MiaowTheCat · 31/05/2016 21:04

This reply has been deleted

Message withdrawn at poster's request.

Lukesme · 31/05/2016 21:13

My dt are 7 and still NEED to go at 7pm, maybe a bit later on hols and weekends but it catches up with them and they are vile

TerrifiedMothertobe · 31/05/2016 21:17

You know your children. Sounds like it works!

PuckyMup · 31/05/2016 21:19

Sounds ok to me.
Only thing I'll say is make sure you adjust it as they get older - My mum used to insist on 7pm bed (no reading/games/tv) until my brother and I were 12 or 13 (when it leapt back a whole hour to 8pm - at 15 she used to get furious when we refused and stayed up until 9/9.30pm and god help you if there was a light on after 10pm) and I'm sure that is why both of us have poor sleep habits - my brother won't go to bed early EVER no matter how exhausted he is and I suffer badly from insomnia that then swings into sleeping 12-15hrs at time - I very rarely sleep "normally" and I don't think I've ever slept 8hrs like a "normal" person!
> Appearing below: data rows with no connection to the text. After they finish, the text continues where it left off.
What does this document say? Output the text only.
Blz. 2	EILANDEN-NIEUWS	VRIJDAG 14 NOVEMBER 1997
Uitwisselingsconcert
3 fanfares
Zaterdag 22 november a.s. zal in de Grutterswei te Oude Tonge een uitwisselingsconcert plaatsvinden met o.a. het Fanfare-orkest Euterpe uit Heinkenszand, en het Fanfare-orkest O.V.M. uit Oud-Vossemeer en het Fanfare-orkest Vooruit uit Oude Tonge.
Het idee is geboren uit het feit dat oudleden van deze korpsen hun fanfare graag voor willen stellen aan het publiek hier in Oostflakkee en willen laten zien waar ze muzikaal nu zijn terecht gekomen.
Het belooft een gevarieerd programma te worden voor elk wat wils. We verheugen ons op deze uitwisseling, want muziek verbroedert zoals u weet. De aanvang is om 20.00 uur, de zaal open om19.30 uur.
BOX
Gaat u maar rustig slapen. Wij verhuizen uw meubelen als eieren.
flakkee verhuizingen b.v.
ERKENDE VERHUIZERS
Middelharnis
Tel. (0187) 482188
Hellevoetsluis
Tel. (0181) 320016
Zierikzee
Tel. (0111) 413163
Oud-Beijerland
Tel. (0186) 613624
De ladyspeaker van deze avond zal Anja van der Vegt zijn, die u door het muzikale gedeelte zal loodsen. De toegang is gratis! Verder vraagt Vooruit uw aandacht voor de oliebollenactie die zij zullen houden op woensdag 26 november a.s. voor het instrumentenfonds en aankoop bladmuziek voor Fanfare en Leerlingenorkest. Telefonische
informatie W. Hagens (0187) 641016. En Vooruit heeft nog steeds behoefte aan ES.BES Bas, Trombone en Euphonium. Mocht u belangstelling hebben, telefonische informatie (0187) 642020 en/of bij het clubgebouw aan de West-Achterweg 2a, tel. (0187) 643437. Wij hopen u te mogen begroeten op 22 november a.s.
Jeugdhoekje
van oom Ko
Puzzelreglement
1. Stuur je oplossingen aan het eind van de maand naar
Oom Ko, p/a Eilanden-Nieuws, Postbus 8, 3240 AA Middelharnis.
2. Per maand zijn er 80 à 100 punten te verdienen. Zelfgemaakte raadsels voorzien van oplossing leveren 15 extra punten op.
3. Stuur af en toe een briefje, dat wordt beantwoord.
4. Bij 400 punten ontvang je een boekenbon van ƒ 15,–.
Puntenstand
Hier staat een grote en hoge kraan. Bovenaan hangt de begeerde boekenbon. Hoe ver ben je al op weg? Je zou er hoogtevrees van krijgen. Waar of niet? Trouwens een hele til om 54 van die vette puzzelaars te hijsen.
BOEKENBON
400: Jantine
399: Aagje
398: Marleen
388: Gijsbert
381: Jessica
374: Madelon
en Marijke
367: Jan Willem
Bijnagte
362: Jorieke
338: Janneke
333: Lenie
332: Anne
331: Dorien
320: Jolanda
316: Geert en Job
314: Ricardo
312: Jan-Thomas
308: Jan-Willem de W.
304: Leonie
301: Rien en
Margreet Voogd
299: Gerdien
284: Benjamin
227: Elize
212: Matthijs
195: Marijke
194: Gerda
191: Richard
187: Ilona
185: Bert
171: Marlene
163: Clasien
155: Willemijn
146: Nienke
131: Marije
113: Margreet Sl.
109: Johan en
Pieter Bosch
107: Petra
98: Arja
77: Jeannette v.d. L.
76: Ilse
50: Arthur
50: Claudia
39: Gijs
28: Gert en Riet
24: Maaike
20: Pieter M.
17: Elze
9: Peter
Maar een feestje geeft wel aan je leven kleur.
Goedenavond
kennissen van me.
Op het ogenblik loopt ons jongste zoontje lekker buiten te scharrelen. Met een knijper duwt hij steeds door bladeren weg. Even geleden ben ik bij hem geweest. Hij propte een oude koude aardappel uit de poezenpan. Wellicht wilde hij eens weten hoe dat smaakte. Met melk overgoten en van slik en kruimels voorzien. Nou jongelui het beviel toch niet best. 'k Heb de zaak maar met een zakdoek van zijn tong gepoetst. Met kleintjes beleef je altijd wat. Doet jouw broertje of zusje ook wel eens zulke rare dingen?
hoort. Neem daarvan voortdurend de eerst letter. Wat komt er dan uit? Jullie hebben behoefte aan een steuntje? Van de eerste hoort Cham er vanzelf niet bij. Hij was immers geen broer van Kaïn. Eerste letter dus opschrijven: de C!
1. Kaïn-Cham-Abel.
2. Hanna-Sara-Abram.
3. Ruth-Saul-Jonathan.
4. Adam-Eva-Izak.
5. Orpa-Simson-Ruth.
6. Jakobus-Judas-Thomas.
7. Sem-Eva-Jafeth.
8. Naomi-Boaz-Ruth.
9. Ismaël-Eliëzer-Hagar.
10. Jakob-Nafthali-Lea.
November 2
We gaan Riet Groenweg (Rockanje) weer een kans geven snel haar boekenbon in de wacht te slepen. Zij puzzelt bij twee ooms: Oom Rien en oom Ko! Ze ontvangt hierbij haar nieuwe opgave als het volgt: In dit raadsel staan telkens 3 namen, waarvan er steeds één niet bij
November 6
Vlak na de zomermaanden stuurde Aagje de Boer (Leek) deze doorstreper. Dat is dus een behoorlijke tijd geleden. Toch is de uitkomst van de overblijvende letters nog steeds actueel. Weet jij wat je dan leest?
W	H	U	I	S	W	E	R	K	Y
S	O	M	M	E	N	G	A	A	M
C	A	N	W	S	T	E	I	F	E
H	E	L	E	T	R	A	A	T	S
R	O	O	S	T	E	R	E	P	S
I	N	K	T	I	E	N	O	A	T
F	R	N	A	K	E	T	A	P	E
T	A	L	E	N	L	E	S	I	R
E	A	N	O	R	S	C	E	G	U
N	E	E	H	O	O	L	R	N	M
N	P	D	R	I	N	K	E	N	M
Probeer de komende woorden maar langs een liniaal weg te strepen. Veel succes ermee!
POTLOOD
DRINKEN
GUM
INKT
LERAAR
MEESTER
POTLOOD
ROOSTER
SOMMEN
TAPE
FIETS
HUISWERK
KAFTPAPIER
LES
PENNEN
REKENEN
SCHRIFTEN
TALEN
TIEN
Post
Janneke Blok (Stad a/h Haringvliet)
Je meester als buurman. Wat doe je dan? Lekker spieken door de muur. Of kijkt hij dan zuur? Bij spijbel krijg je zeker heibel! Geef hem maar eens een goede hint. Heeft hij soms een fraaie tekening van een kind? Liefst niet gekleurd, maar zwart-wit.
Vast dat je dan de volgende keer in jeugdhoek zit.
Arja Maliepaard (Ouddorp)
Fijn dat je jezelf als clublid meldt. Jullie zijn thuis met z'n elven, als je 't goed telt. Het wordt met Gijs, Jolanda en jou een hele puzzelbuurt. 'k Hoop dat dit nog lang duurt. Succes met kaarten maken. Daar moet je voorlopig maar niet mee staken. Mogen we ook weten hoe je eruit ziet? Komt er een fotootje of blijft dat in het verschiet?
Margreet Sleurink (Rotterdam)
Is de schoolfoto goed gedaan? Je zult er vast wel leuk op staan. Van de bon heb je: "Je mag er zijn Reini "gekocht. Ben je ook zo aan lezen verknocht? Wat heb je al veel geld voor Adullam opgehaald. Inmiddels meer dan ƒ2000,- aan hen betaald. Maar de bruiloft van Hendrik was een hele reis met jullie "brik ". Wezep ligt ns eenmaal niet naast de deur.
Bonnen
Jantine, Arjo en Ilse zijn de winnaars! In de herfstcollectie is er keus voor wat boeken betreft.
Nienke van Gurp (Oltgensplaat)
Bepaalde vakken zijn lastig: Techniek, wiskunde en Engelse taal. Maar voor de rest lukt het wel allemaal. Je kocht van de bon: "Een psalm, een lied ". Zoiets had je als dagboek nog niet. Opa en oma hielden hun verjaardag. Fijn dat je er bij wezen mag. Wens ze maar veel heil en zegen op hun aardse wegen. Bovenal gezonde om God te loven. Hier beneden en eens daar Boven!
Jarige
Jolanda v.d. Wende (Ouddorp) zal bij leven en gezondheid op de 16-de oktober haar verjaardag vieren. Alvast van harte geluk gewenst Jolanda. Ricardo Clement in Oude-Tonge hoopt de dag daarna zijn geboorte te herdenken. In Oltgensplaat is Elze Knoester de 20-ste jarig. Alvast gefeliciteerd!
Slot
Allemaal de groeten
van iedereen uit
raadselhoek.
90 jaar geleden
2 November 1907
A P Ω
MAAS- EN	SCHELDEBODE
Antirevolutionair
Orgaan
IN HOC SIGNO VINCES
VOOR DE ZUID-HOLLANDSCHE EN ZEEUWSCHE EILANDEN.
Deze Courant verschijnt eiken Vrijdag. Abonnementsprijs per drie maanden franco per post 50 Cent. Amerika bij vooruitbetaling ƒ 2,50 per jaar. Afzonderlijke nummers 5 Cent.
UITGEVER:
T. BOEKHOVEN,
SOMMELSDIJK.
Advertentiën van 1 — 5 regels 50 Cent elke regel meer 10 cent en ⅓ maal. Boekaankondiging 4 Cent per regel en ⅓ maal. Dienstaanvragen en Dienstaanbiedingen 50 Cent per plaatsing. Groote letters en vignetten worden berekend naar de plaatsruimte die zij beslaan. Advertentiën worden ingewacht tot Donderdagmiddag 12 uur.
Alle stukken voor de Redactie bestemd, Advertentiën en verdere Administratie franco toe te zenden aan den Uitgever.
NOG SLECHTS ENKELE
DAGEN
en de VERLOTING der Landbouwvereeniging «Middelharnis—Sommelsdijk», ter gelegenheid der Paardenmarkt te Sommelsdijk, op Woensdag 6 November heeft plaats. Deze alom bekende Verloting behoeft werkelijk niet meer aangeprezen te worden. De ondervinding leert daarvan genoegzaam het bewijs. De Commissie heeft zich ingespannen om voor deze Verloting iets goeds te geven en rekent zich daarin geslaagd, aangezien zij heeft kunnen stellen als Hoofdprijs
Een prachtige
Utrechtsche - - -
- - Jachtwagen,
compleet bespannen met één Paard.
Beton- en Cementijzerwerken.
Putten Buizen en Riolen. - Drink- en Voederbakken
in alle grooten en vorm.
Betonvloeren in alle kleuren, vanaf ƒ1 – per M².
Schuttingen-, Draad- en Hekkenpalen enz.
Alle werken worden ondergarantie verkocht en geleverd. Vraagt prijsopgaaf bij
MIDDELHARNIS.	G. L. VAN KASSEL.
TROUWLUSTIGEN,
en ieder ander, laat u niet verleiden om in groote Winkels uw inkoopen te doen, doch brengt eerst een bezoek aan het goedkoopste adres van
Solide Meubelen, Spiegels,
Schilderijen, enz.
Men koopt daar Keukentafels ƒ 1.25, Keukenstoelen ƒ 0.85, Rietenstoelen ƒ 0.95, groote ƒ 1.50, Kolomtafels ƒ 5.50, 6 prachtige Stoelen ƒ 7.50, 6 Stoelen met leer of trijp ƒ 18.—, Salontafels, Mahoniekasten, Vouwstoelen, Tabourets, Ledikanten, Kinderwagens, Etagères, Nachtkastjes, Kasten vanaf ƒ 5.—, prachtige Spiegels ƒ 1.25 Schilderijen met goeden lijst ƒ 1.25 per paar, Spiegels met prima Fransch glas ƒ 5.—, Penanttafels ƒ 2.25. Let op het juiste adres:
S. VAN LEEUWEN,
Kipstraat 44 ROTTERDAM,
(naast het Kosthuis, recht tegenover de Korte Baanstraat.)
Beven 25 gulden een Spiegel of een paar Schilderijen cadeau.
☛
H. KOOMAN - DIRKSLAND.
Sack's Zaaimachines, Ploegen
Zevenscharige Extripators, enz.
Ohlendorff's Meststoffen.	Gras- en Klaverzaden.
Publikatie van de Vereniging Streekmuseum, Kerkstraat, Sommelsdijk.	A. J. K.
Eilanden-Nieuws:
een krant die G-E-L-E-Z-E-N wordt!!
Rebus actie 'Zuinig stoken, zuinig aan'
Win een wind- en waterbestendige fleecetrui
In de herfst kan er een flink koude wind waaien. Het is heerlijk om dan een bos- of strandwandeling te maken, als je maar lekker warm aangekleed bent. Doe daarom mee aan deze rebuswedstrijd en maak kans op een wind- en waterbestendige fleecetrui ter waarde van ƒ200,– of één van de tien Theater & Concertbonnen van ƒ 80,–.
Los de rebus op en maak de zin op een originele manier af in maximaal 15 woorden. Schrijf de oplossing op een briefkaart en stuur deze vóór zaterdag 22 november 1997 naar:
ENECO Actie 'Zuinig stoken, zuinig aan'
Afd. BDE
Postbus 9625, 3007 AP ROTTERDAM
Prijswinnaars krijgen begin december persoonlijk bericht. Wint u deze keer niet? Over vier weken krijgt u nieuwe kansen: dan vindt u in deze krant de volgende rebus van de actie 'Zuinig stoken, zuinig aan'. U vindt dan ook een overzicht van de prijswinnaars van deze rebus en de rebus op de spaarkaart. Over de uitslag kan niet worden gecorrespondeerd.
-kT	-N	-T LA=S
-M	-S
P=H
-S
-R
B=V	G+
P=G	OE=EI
MotherOfDragonsNotBoys · 31/05/2016 21:25

Not at all OP!
I have my 3.5 yr old bathed and in bed by 7pm at the latest and then my 4 month old by 7.30.
How else could you enjoy the peace/wine/peeing by yourself!? Grin

Itsaplayonwords · 31/05/2016 21:36

My DD is usually in bed by 7pm although it's been slipping a bit recently to 7.30 for one reason or another. I actually find she sleeps worse when she goes down that bit later - over tired probably.

Only twice has she stayed up late - Christmas Day last year when she was up until about 9pm and a couple of months ago when MIL babysat and let her have a four hour nap - there wasn't a chance in hell she was going to bed for 7pm that night!